4) Cela semble coûteux.
Dans l’idéal, le budget d’une télévision associative sur une ville comme Toulouse, émettant tous les jours et avec une dizaine de permanents, avoisine les 600 mille euros. Cela peut paraître beaucoup mais ce n’est pas grand-chose lorsque l’on compare cette somme à l’argent donné pour des opérations de prestige sans lendemain. C’est une miette par rapport à l’argent brassé par des chaînes privées ou du service public.
Il y a plein de paliers avant d’atteindre cet idéal. Hors investissement en matériel et sans loyer, le budget de Tv Bruits en 2003 a été grosso modo de 1300 euros pour émettre deux heures par jour durant trois mois et organiser de nombreuses projections publiques toute l’année. Ce n’est pas du luxe et tout repose sur l’énergie de bénévoles.
5) La parole, comme le savoir, est un pouvoir difficile à partager.
La parole, l’image, le son, leurs diffusions au plus grand nombre comme l’écrit sont un enjeu économique et un enjeu de pouvoir pour les grands groupes des finances et de la presse (une classe sociale) mais aussi pour ceux (une autre classe sociale, parfois la même) qui monnaient un « savoir faire » dans l’appareil médiatique afin de défendre les intérêts de leurs « employeurs ».
A une autre échelle, la diffusion d’idées, de visions du monde, d’analyses sont un enjeu pour différentes structures, syndicats, associations, individus... un enjeu de « pouvoir » si l’on veut propager sa pensée, gagner des adhérents, grossir, peser sur le devenir de la société. Pour cela il y a les tracts, les affiches, les journaux, meetings, colloques, radios, sites Internet. Ceux qui ont le « savoir faire » gagnent en reconnaissance dans leur milieu.
Mais faire une télévision associative, en apparence, c’est plus compliqué et plus lourd. Qui a appris à écrire à l’école avec des images et des sons ? De plus le CSA ne rend disponible que peu de fréquences.

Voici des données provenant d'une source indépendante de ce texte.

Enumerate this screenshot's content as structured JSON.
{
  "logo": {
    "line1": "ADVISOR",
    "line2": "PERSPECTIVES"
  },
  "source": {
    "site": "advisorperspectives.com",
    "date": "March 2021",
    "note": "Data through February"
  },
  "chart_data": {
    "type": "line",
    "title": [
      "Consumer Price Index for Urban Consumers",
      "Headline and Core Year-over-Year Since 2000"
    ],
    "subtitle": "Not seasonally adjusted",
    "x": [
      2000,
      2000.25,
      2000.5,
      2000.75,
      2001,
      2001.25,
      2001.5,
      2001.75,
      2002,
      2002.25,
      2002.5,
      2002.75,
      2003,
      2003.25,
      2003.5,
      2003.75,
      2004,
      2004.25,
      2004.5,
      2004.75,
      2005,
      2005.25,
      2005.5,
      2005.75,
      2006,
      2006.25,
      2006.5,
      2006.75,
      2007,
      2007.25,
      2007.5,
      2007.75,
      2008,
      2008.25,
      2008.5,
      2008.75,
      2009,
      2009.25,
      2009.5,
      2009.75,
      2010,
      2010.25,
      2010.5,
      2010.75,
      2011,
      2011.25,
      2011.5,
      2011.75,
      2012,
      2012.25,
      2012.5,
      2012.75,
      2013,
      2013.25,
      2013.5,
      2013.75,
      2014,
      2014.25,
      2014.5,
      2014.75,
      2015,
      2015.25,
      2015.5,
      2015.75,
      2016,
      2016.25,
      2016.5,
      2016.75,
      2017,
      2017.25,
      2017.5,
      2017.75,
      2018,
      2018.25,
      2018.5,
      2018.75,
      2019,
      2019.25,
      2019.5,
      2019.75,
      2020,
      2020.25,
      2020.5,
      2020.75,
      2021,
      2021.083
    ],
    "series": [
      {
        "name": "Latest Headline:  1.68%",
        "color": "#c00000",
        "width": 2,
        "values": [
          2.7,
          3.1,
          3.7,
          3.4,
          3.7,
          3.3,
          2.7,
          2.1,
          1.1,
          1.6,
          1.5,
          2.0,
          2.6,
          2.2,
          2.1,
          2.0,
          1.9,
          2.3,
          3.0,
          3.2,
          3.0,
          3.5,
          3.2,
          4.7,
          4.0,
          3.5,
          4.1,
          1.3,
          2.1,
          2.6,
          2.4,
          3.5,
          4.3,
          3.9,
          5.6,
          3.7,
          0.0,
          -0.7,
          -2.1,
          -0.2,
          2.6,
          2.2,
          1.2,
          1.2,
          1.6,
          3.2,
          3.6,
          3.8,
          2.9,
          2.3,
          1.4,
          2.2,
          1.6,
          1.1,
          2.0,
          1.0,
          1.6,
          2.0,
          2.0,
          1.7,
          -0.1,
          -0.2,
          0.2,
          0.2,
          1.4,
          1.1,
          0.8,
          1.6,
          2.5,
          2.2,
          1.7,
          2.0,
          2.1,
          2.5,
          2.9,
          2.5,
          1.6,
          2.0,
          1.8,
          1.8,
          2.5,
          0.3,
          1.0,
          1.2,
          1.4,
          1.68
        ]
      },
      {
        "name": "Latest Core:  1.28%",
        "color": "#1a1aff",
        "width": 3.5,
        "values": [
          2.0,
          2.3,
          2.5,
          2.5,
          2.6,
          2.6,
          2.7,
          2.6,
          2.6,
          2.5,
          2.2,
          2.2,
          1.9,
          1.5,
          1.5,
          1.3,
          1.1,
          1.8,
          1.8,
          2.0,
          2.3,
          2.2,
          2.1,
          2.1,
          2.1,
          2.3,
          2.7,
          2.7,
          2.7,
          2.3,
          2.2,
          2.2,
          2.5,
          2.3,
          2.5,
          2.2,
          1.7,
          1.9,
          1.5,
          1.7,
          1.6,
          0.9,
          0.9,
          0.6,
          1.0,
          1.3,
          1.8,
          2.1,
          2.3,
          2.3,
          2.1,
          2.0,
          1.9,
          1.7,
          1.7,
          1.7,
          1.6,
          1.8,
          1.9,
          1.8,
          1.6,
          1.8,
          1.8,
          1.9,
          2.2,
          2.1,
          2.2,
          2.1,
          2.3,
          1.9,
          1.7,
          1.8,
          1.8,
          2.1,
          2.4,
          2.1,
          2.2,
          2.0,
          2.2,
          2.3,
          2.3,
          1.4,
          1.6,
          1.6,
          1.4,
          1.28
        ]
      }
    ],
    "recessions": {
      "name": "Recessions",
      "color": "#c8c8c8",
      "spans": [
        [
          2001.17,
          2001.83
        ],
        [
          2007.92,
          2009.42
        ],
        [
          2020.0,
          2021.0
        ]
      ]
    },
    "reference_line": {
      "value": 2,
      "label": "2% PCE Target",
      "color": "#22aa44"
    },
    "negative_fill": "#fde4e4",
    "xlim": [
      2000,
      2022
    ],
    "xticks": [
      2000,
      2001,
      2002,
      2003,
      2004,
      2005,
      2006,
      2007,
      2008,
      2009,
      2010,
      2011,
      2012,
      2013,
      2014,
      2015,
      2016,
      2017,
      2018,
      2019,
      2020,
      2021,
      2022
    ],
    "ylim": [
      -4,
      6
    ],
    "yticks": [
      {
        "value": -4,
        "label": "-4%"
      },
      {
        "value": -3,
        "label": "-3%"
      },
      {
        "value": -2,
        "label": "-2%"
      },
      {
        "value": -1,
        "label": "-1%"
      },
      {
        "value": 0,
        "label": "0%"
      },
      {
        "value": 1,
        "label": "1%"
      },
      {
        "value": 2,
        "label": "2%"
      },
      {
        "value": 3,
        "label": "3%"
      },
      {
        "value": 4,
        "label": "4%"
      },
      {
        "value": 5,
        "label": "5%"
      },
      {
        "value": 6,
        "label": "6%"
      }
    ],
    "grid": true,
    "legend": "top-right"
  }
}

Faire une telle télévision nécessite de se former, de s’associer, de créer un projet collectif ouvert, un lieu de partage et d’échange de la parole, de « partage d’un pouvoir ». Peu de gens sont prêts à s’engager dans cette dynamique. Ils auraient l’impression de diluer leur discours, de « rouler » en même temps pour d’autres.
C’est peut-être pourquoi il n’y a jamais eu autant de critiques des médias et si peu de passage à la pratique.
Pourtant, que peut donner une critique si elle n’est pas expérimentée, alimentée et vérifiée par une pratique ?
Réagir !
Le Parti de la Presse et de l’Argent, le PPA pour citer PLPL, aidé par le gouvernement et par le CSA va rapidement développer son réseau de télés dites locales car cela va devenir rentable.
Ils ont les télés nationales et ils auront les télés locales. Si l’on ne veut pas suffoquer il va falloir réagir vite, passer par-dessus nos différences et mettre la main à la pâte pour construire ensemble une nouvelle télévision : un outil d’émancipation et de création.